In the animal kingdom, the ant is renowned for its ability to carry objects hundreds of times its own weight. Stanford University researchers inspired by the nimble creature have created a miniature robot, dubbed the Micro Tug, that uses a unique adhesive technology to haul, and pull up, objects thousands of times heavier than the machine.
A 12-gram (0.4 oz.) Micro Tug can haul an object 2,000 times its own weight across a flat surface, and a 9-gram climbing robot attached to a vertical surface can pull up a 1-kilogram (2.2 lb.) weight.
“This is equivalent to a human climbing up a skyscraper while carrying an elephant,” the researchers wrote.
The Micro Tug moves around on its two wheels, but it is stationary when it pulls the object. It unloads its shear adhesive torso on the surface and then reels in the object with a winch, as one would with a fishing pole.

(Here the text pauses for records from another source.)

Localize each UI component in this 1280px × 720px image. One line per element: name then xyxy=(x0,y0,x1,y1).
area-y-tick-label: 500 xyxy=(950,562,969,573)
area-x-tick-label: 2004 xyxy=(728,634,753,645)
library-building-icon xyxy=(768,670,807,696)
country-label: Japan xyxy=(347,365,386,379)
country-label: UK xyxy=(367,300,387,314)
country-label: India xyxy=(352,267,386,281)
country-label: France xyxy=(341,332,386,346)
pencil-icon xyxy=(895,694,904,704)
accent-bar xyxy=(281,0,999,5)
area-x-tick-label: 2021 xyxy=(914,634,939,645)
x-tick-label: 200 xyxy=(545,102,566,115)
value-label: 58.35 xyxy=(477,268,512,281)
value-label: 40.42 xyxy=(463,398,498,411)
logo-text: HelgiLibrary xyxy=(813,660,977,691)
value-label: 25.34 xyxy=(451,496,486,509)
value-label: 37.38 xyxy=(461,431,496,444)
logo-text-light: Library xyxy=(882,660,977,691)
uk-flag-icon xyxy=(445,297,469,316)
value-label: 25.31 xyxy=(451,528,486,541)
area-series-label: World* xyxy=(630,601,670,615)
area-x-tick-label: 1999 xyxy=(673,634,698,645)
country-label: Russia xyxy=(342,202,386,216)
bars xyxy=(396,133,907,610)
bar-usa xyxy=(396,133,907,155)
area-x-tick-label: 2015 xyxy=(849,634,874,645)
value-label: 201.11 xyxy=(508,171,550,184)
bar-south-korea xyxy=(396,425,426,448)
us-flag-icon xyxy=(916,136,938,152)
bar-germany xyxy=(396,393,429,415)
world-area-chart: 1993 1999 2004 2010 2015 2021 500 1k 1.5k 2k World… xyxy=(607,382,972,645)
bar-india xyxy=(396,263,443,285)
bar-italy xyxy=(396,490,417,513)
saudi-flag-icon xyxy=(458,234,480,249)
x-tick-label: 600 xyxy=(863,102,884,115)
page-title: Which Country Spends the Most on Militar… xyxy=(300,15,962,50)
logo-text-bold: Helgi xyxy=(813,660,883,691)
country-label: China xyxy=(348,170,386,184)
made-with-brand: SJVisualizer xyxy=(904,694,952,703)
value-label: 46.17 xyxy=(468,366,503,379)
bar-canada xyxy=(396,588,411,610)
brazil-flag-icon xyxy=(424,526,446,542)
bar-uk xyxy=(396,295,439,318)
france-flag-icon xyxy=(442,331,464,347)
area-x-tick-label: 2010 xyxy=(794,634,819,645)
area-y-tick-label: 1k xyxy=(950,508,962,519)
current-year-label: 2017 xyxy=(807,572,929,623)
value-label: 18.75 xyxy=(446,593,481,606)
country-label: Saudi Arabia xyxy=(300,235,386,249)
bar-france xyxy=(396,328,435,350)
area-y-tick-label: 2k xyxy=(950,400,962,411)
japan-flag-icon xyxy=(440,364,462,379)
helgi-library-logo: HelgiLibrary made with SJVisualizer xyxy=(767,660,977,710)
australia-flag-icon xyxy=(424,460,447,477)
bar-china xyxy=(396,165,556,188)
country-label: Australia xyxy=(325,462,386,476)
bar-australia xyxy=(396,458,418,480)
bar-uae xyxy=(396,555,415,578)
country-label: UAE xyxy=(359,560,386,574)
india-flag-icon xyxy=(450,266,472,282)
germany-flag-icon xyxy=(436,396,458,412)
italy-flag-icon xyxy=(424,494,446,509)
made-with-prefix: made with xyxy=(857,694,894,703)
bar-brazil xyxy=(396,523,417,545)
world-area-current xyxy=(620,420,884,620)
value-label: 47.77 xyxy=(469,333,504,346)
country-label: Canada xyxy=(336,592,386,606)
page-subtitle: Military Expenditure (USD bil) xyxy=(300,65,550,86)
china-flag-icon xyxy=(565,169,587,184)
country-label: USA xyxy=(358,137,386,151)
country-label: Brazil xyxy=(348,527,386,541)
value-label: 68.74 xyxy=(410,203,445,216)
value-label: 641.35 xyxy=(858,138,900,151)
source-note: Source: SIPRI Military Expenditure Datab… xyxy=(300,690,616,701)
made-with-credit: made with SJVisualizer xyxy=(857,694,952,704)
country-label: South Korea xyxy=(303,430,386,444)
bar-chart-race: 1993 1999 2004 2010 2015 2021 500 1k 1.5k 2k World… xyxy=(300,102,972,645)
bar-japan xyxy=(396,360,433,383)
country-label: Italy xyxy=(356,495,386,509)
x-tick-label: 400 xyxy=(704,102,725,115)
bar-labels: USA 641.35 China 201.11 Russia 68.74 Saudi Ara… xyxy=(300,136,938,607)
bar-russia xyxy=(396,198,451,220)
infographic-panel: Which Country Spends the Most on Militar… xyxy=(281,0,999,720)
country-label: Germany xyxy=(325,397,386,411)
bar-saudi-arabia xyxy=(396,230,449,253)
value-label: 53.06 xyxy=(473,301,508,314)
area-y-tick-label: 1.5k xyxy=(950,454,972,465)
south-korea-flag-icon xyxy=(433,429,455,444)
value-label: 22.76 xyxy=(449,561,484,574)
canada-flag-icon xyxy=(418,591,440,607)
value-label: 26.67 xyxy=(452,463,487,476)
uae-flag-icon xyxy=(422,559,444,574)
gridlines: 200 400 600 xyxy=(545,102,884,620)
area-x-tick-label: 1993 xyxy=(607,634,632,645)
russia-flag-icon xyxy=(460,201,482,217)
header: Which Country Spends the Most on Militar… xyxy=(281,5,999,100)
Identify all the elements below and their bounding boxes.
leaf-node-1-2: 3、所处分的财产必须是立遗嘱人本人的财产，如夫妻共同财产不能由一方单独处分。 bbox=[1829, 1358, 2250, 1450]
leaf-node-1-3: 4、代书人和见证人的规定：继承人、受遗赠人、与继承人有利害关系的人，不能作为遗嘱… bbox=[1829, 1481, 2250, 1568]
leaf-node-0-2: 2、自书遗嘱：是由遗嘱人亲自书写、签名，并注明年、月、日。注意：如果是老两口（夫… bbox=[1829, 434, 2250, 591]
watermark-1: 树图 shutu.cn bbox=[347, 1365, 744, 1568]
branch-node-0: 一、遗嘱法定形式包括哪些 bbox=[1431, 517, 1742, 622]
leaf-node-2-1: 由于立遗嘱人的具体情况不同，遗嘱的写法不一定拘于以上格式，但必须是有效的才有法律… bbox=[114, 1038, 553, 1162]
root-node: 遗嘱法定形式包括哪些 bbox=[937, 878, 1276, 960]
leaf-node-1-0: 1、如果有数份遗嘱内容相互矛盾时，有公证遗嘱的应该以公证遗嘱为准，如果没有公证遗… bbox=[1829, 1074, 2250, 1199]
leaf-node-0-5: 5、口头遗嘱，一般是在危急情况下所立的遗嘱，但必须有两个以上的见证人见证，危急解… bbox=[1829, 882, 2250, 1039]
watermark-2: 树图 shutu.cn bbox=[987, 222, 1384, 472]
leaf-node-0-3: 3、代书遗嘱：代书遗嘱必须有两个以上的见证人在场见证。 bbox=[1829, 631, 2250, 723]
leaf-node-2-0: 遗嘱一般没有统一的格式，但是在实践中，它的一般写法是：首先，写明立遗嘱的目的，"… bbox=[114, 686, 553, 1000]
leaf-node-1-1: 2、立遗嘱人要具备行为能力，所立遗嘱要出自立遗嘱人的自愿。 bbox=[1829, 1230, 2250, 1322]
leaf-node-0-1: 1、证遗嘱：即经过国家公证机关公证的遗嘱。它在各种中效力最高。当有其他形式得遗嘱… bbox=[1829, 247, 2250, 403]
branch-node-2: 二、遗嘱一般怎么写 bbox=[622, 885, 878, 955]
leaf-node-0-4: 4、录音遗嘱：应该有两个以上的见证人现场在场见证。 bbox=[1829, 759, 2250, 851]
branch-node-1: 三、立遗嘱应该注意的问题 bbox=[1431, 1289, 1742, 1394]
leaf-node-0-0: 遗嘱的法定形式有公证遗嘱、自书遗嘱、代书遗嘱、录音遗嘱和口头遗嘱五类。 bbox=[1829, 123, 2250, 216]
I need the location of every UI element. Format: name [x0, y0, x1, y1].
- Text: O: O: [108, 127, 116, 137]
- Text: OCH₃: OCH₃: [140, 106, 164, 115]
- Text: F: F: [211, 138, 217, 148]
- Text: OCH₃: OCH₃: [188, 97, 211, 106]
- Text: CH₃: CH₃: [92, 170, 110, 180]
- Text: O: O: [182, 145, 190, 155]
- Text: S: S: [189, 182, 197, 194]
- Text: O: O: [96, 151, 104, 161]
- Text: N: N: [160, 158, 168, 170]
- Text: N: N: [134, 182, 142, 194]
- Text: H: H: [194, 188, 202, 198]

The idea of controllable adhesion was taken from the researchers’ study of the Asian Weaver Ant, which is documented as being able to lift 100 times its own bodyweight.
In the field of microrobotics, the Micro Tug is considered to be a leap forward: The only other miniature climbing robot, defined as less than 40 mm (1.6 in.) per side, could only carry three times its body weight.
Researchers envisage the Micro Tug as a prototype for future miniature robots that could have applications in “search and rescue, surveillance, and environmental monitoring,” such as carrying equipment to a person in a burning building or fixing damage in dams and bridges.
“Future models of the smallest robots would like to have more capabilities for traversal on different terrains, and better actuators and legs,” said David Christensen, one of the researchers on the team.